Sapota fruit tree biomass cannot be estimated using general forest tree allometric equations involving measurement of diameter at breast height (DBH) as grafted sapota tree branches below this height. Therefore grafted sapota trees of commercial orchards require an independent allometric equation for nondestructive estimation of tree biomass. Sapota allometric equations were hence developed with a destructive sampling of grafted sapota trees using parameters other than DBH and compared with other equations developed for grafted mangoes. The selected allometric parameters were significantly related to the age of the trees. The root-to-shoot ratio also differed from those reported for forest trees. The biomass expansion factor by and large attained stability beyond 16 years of tree age.
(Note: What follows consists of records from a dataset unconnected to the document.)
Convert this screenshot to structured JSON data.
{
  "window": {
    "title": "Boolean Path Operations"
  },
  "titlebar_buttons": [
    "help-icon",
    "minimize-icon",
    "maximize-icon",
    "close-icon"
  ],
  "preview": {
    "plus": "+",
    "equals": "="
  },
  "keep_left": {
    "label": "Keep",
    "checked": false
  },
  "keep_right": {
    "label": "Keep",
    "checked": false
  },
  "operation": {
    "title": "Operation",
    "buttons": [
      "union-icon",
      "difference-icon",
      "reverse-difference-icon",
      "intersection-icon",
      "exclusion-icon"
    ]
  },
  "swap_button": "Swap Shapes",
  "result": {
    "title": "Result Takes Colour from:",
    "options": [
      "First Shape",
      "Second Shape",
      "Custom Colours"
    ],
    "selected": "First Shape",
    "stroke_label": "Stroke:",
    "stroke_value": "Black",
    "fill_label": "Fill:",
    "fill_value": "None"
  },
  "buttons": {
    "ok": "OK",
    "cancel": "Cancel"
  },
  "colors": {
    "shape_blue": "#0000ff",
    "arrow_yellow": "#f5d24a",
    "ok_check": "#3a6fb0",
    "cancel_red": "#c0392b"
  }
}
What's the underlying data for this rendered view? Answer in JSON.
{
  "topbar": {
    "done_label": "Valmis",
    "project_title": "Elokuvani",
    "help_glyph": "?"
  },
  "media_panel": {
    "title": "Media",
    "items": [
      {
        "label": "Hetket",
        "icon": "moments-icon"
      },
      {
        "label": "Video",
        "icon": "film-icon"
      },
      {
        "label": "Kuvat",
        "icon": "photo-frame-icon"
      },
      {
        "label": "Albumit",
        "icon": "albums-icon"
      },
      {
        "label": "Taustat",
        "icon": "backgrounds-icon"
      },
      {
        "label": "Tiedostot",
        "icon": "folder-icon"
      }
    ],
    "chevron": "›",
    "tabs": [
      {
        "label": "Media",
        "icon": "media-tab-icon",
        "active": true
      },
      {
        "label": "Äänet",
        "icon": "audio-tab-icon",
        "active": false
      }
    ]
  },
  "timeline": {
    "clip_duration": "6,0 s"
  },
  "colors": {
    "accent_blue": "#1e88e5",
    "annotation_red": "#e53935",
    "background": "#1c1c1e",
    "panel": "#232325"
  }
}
The equations so developed generally fitted the data well, and in most cases, more than 50% of the observed variation in biomass was explained by primary branch girth ´ number of primary branches. There was a good agreement between the observed and the predicted bio­mass using both multiple linear regression and power model equations. Further, our purpose was to see if the grafted mango tree equation can predict sapota tree biomass. The results of this study confirmed that the mango equation equally predicts sapota tree biomass and hence the mango tree allometric equation can also be used for estimating sapota tree biomass efficiently.

Keywords

Allometric equation, biomass expansion factor, grafted trees, mango, sapota.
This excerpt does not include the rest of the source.